What was the particular phrase, or word? What reached in and touched him to open up and see our dedicated intent?

Maybe I will never quite know. Or maybe I already do. We did not shake under pressure; under scrutiny. We shook his hand, smiled and looked him in his eyes, and when we wanted to cower in the presence of intimidation (intentional or not) didn't.

I remembered who this was for. This was not a time for me to be afraid in my uncomfortableness. This was not about me, and it will never be just about me. It's about the people who need my help in anyway I can give.

After an hour more of speaking of the logistics of the initiative, we were given a tour of the possible classroom. On the way through the corridor, to the right there was a board with pictures of men wearing their caps and gowns, having attained their G.E.D's. The smiles in those pictures were the only ones I saw that day.

Education is transformative bringing light to the darkest places, empowering the person deemed voiceless with words strong, loud and brilliant.

I had the opportunity to speak with one of the incarcerated men sitting in the classroom. (Whom, configured the data system for the technological backup!)

At the end of our short conversation, he thanked us for our efforts and expressed extreme interest in enrolling if the site is approved. He left us with this:

"In prison, in life too, but especially in prison, you need two things: God and an education. One for the soul, the other for the mind. The two places they can never lock-up."

I left that day, more anxious than when I arrived, believing more in something I thought I could believe no stronger in.

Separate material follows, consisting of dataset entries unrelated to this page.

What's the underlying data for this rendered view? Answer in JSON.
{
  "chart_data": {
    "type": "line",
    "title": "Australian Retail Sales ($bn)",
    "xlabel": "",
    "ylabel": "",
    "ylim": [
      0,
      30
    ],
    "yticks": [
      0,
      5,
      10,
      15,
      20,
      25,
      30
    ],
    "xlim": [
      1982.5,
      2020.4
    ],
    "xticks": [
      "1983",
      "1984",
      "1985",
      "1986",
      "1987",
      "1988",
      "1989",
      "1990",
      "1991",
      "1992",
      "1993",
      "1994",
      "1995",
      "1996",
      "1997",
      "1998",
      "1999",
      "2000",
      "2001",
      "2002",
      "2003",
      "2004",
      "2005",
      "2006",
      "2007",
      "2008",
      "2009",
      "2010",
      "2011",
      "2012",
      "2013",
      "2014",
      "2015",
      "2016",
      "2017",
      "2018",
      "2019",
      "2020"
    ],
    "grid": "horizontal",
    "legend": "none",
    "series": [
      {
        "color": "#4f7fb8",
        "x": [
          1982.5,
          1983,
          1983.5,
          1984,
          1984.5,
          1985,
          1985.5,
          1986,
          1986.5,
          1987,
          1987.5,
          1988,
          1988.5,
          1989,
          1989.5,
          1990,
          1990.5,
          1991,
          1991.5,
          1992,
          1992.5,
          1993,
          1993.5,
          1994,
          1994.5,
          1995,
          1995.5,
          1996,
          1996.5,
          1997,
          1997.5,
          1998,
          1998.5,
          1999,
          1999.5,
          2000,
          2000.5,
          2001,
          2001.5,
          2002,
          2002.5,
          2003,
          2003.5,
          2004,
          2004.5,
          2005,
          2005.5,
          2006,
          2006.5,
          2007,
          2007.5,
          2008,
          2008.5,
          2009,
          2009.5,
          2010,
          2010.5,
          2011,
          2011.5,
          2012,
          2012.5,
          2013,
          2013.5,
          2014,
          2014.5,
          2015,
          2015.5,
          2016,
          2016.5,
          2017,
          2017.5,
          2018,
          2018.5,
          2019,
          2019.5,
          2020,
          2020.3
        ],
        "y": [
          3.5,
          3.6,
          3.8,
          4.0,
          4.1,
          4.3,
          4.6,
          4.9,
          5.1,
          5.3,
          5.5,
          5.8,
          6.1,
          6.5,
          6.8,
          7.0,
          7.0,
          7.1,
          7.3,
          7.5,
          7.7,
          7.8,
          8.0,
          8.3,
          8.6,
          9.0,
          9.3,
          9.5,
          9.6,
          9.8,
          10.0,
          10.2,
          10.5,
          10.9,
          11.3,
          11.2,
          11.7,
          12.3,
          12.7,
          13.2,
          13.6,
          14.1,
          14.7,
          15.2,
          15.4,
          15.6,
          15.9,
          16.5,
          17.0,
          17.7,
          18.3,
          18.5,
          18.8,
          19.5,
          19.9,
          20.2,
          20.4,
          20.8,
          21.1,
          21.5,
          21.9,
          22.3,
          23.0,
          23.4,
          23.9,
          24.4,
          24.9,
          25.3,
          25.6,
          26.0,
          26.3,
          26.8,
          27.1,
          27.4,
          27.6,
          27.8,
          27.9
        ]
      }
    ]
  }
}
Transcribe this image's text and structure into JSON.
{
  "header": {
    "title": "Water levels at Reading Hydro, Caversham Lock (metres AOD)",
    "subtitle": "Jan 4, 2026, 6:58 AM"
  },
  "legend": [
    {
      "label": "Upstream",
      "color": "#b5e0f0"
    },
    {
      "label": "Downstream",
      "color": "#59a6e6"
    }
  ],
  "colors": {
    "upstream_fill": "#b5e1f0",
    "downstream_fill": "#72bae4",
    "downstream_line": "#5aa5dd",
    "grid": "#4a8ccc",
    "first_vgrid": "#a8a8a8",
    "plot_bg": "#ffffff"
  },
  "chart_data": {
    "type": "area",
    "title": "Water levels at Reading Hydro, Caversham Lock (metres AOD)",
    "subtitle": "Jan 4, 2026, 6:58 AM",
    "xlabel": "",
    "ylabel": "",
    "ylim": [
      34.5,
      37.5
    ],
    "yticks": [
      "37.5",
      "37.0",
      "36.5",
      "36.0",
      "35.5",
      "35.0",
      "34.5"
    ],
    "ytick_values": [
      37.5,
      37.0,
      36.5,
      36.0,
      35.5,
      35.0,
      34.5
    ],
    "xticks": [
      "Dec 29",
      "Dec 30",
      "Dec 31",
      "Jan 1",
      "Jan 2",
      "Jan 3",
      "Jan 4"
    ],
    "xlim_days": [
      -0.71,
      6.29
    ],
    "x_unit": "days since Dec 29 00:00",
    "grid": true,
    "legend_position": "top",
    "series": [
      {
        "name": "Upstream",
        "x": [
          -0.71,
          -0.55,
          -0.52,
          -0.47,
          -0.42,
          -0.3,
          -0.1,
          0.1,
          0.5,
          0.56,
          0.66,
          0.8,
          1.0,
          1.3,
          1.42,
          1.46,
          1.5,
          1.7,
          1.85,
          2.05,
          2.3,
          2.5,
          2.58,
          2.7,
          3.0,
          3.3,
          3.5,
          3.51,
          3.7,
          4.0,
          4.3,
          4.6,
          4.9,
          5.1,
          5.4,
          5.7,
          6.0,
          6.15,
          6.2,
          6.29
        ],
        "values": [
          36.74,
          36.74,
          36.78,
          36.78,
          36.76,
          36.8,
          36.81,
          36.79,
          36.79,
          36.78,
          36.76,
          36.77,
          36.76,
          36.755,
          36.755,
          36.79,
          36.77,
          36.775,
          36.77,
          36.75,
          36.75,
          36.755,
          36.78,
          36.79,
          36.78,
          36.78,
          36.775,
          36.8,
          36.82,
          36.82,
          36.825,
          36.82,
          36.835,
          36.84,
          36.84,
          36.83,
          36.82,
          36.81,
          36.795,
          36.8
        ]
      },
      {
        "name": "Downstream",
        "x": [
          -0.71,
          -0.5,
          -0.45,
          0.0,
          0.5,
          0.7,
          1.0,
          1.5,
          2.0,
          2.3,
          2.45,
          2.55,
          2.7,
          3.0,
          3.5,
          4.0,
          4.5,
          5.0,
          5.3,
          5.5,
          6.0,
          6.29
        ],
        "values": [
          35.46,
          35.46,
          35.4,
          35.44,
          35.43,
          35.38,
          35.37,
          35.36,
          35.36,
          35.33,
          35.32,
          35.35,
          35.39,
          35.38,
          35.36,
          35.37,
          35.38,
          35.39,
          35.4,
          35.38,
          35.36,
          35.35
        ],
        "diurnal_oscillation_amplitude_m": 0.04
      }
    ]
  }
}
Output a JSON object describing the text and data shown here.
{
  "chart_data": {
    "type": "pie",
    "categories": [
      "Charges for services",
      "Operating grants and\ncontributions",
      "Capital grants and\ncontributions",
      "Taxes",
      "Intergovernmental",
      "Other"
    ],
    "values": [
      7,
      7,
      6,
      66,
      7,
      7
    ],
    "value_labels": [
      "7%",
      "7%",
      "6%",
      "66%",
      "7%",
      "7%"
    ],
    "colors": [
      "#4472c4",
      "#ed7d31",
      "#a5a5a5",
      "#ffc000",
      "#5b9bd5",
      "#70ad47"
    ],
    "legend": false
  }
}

The wind met us at the door again and

In the impoverished glow of cold times; like the sunbeams through the panes in December I felt the heavy reminder of brightness, luminous hope...

warmth, compassion and love.

And we keep moving forward.

Wellsprings

Wellsprings  

  
Plow ignorance from its roots to sow seeds of transformation.

Bloom of aspirations; hold your head up enough to see the sky and feel the breeze kiss your lips. renewing caged words, written across the heart

Warmth is the nourishment; weathering the blunders of your heavy heart of time and its terms

Do not lay subdued in the capture.

Lift your head higher and kiss the sky with knowledge and imagination: it is only simple bone, blood and flesh they keep.

I speak with breath that is true; there are ones that keep on fighting. Empathetic to your plight, of Oppression and culturally deprived minds.

Those who are foot soldiers for reform; the peacekeeper in chaos.

Allow yourself to be deserving of your dreams, fill the air with light and fire and ideas, these cannot be arrested.

And in solidarity, the stance is strong to educate and erradicate the callousness of injustice

Know that inside, your mind strengthens beyond the bars that confine you.

On the outside your life will be lived in the years your children learn of your struggles, demons and the myths of social darkness

That sacrifice made of humanity, to be numbered; to count the tic tic ticking of your youth building a home in your memory

will not be in vain

For eyes that are forgiving, acknowledge who sings the song of heart for reconciliation against those who air the dust to dirty the panes....

for peace in chaos

 

(Fellow contributor to this piece is Veteran United States Coast Guard, Good Conduct Award Recepient and current Communications major at University of North Carolina at Greensboro (UNCG), Chad Davis. Mr. Davis is currently an intern through a consortium with UNCG and the Higher Education in Prison Initiative at Guilford College.)